The principle and structural characteristics of fluorescence microscopy
Fluorescence microscopy uses a point with high luminous efficiency to emit a certain wavelength of light (such as ultraviolet light 3650 in or violet blue light 4200 in) through a color filtering system as excitation light, and excites the fluorescent substances in the sample to emit various colors of fluorescence. After that, it is observed through magnification of the objective lens and eyepiece. In this way, it is easy to recognize even when the fluorescence is very weak against a strong background, with high sensitivity. It is mainly used for the study of cell structure and function, as well as chemical composition. The basic structure of a fluorescence microscope is composed of an ordinary optical microscope plus accessories such as a fluorescent light source, excitation filter, dichroic beam separator, and blocking filter. Fluorescent light sources generally use ultra high pressure mercury lamps (50-200W), which can emit light of various wavelengths. However, each fluorescent substance has an excitation light wavelength that produces the strongest fluorescence, so excitation filters (typically ultraviolet, purple, blue, and green excitation filters) need to be added to allow only a certain wavelength of excitation light to penetrate and irradiate the specimen, while absorbing all other light. After being irradiated by excitation light, each substance emits visible fluorescence longer than the irradiation wavelength in a very short time. Fluorescence has specificity and is generally weaker than excitation light.
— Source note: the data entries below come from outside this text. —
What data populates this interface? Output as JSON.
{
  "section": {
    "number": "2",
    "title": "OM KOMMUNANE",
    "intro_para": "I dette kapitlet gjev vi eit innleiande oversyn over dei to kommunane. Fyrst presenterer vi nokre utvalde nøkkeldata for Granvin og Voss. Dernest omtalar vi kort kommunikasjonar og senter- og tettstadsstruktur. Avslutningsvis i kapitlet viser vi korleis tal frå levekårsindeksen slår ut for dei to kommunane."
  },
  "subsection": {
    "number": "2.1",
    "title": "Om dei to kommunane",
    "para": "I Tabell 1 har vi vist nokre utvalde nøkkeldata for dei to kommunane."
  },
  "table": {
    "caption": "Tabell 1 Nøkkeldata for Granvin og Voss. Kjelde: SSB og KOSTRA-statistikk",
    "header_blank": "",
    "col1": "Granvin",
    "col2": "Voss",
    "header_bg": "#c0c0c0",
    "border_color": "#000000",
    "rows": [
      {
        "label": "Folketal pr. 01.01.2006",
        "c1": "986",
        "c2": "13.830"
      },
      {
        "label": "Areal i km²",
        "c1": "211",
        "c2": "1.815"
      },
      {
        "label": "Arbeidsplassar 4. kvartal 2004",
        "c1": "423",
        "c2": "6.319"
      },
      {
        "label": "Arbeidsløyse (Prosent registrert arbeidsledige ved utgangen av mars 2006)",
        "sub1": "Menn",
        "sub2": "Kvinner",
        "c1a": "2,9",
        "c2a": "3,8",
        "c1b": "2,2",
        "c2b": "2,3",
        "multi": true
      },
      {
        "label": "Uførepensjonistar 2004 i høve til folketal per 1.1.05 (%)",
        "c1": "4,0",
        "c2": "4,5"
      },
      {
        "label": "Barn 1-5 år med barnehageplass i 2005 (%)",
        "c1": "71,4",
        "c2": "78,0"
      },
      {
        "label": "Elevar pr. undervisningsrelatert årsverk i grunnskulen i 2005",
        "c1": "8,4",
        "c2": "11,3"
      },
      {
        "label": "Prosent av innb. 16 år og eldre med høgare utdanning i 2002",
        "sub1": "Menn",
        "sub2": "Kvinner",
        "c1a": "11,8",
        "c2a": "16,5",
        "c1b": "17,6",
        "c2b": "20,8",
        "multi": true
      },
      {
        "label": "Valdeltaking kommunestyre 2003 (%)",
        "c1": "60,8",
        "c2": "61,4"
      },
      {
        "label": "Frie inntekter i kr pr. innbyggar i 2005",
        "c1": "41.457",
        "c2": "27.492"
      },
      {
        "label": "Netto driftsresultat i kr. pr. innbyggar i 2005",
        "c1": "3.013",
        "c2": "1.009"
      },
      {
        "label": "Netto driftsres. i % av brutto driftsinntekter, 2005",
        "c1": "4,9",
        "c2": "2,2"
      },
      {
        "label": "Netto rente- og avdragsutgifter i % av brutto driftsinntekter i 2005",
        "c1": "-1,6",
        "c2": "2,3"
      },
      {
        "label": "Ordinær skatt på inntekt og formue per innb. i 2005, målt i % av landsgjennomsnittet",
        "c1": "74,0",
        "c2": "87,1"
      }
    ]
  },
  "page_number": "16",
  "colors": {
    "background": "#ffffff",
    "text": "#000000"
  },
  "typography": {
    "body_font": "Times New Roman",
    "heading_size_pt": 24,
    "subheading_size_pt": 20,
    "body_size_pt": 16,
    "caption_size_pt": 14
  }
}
In order to observe specific fluorescence, it is necessary to add blocking (or suppression) behind the objective lens and use it in combination.
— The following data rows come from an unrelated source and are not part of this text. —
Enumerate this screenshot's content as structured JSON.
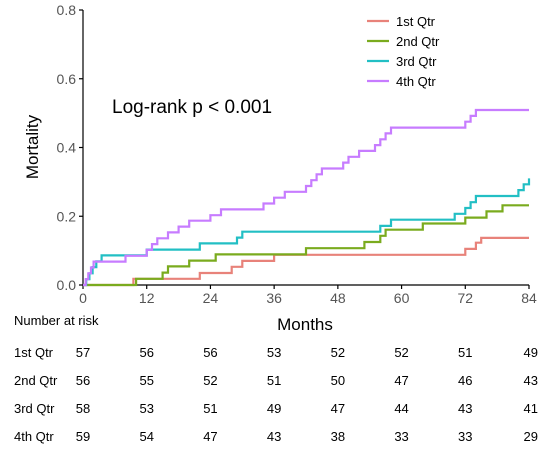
{
  "chart_data": {
    "type": "line",
    "step": true,
    "xlabel": "Months",
    "ylabel": "Mortality",
    "xlim": [
      0,
      84
    ],
    "ylim": [
      0,
      0.8
    ],
    "xticks": [
      "0",
      "12",
      "24",
      "36",
      "48",
      "60",
      "72",
      "84"
    ],
    "yticks": [
      "0.0",
      "0.2",
      "0.4",
      "0.6",
      "0.8"
    ],
    "grid": false,
    "legend_position": "top-right",
    "annotation": "Log-rank p < 0.001",
    "series": [
      {
        "name": "1st Qtr",
        "color": "#E8827A",
        "points": [
          [
            0,
            0
          ],
          [
            9.5,
            0
          ],
          [
            9.5,
            0.018
          ],
          [
            22,
            0.018
          ],
          [
            22,
            0.035
          ],
          [
            28,
            0.035
          ],
          [
            28,
            0.053
          ],
          [
            30,
            0.053
          ],
          [
            30,
            0.07
          ],
          [
            36,
            0.07
          ],
          [
            36,
            0.088
          ],
          [
            72,
            0.088
          ],
          [
            72,
            0.105
          ],
          [
            74,
            0.105
          ],
          [
            74,
            0.123
          ],
          [
            75,
            0.123
          ],
          [
            75,
            0.137
          ],
          [
            84,
            0.137
          ]
        ]
      },
      {
        "name": "2nd Qtr",
        "color": "#7AAB1E",
        "points": [
          [
            0,
            0
          ],
          [
            10,
            0
          ],
          [
            10,
            0.018
          ],
          [
            15,
            0.018
          ],
          [
            15,
            0.036
          ],
          [
            16,
            0.036
          ],
          [
            16,
            0.054
          ],
          [
            20,
            0.054
          ],
          [
            20,
            0.071
          ],
          [
            25,
            0.071
          ],
          [
            25,
            0.089
          ],
          [
            42,
            0.089
          ],
          [
            42,
            0.107
          ],
          [
            53,
            0.107
          ],
          [
            53,
            0.125
          ],
          [
            56,
            0.125
          ],
          [
            56,
            0.143
          ],
          [
            57,
            0.143
          ],
          [
            57,
            0.161
          ],
          [
            64,
            0.161
          ],
          [
            64,
            0.179
          ],
          [
            72,
            0.179
          ],
          [
            72,
            0.196
          ],
          [
            76,
            0.196
          ],
          [
            76,
            0.214
          ],
          [
            79,
            0.214
          ],
          [
            79,
            0.232
          ],
          [
            84,
            0.232
          ]
        ]
      },
      {
        "name": "3rd Qtr",
        "color": "#22BFC4",
        "points": [
          [
            0,
            0
          ],
          [
            0.6,
            0
          ],
          [
            0.6,
            0.017
          ],
          [
            1.2,
            0.017
          ],
          [
            1.2,
            0.034
          ],
          [
            1.8,
            0.034
          ],
          [
            1.8,
            0.052
          ],
          [
            2.5,
            0.052
          ],
          [
            2.5,
            0.069
          ],
          [
            3.5,
            0.069
          ],
          [
            3.5,
            0.086
          ],
          [
            12,
            0.086
          ],
          [
            12,
            0.103
          ],
          [
            22,
            0.103
          ],
          [
            22,
            0.121
          ],
          [
            29,
            0.121
          ],
          [
            29,
            0.138
          ],
          [
            30,
            0.138
          ],
          [
            30,
            0.155
          ],
          [
            56,
            0.155
          ],
          [
            56,
            0.172
          ],
          [
            58,
            0.172
          ],
          [
            58,
            0.19
          ],
          [
            70,
            0.19
          ],
          [
            70,
            0.207
          ],
          [
            72,
            0.207
          ],
          [
            72,
            0.224
          ],
          [
            73,
            0.224
          ],
          [
            73,
            0.241
          ],
          [
            74,
            0.241
          ],
          [
            74,
            0.259
          ],
          [
            82,
            0.259
          ],
          [
            82,
            0.276
          ],
          [
            83,
            0.276
          ],
          [
            83,
            0.293
          ],
          [
            84,
            0.293
          ],
          [
            84,
            0.31
          ]
        ]
      },
      {
        "name": "4th Qtr",
        "color": "#C77CFF",
        "points": [
          [
            0,
            0
          ],
          [
            0.5,
            0
          ],
          [
            0.5,
            0.017
          ],
          [
            1,
            0.017
          ],
          [
            1,
            0.034
          ],
          [
            1.5,
            0.034
          ],
          [
            1.5,
            0.051
          ],
          [
            2,
            0.051
          ],
          [
            2,
            0.068
          ],
          [
            8,
            0.068
          ],
          [
            8,
            0.085
          ],
          [
            12,
            0.085
          ],
          [
            12,
            0.102
          ],
          [
            13,
            0.102
          ],
          [
            13,
            0.119
          ],
          [
            14,
            0.119
          ],
          [
            14,
            0.136
          ],
          [
            16,
            0.136
          ],
          [
            16,
            0.153
          ],
          [
            18,
            0.153
          ],
          [
            18,
            0.17
          ],
          [
            20,
            0.17
          ],
          [
            20,
            0.187
          ],
          [
            24,
            0.187
          ],
          [
            24,
            0.203
          ],
          [
            26,
            0.203
          ],
          [
            26,
            0.22
          ],
          [
            34,
            0.22
          ],
          [
            34,
            0.237
          ],
          [
            36,
            0.237
          ],
          [
            36,
            0.254
          ],
          [
            38,
            0.254
          ],
          [
            38,
            0.271
          ],
          [
            42,
            0.271
          ],
          [
            42,
            0.288
          ],
          [
            43,
            0.288
          ],
          [
            43,
            0.305
          ],
          [
            44,
            0.305
          ],
          [
            44,
            0.322
          ],
          [
            45,
            0.322
          ],
          [
            45,
            0.339
          ],
          [
            49,
            0.339
          ],
          [
            49,
            0.356
          ],
          [
            50,
            0.356
          ],
          [
            50,
            0.373
          ],
          [
            52,
            0.373
          ],
          [
            52,
            0.39
          ],
          [
            55,
            0.39
          ],
          [
            55,
            0.407
          ],
          [
            56,
            0.407
          ],
          [
            56,
            0.424
          ],
          [
            57,
            0.424
          ],
          [
            57,
            0.441
          ],
          [
            58,
            0.441
          ],
          [
            58,
            0.458
          ],
          [
            72,
            0.458
          ],
          [
            72,
            0.475
          ],
          [
            73,
            0.475
          ],
          [
            73,
            0.492
          ],
          [
            74,
            0.492
          ],
          [
            74,
            0.509
          ],
          [
            84,
            0.509
          ]
        ]
      }
    ],
    "risk_table": {
      "title": "Number at risk",
      "times": [
        0,
        12,
        24,
        36,
        48,
        60,
        72,
        84
      ],
      "rows": [
        {
          "label": "1st Qtr",
          "values": [
            "57",
            "56",
            "56",
            "53",
            "52",
            "52",
            "51",
            "49"
          ]
        },
        {
          "label": "2nd Qtr",
          "values": [
            "56",
            "55",
            "52",
            "51",
            "50",
            "47",
            "46",
            "43"
          ]
        },
        {
          "label": "3rd Qtr",
          "values": [
            "58",
            "53",
            "51",
            "49",
            "47",
            "44",
            "43",
            "41"
          ]
        },
        {
          "label": "4th Qtr",
          "values": [
            "59",
            "54",
            "47",
            "43",
            "38",
            "33",
            "33",
            "29"
          ]
        }
      ]
    }
  }
}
Difference between fluorescence microscope and ordinary microscope
1. The lighting method is usually a falling beam type, in which the light source is projected onto the sample through an objective lens;
2.The light source is ultraviolet light, with a shorter wavelength and higher resolution than ordinary microscopes;
3.There are two special filters, the one in front of the light source is used to filter out visible light, and the one between the eyepiece and the objective lens is used to filter out ultraviolet rays to protect the human eye.
Fluorescence microscopy is also a type of optical microscopy, with the main difference being the different excitation wavelengths. This determines the differences in structure and usage between fluorescent microscopy and ordinary optical microscopy.
Fluorescence microscopy is a basic tool for immunofluorescence cytochemistry. It is composed of main components such as a light source, a filter plate system, and an optical system. It uses a certain wavelength of light to excite the sample to emit fluorescence, and magnifies it through an objective lens and eyepiece system to observe the fluorescence image of the sample.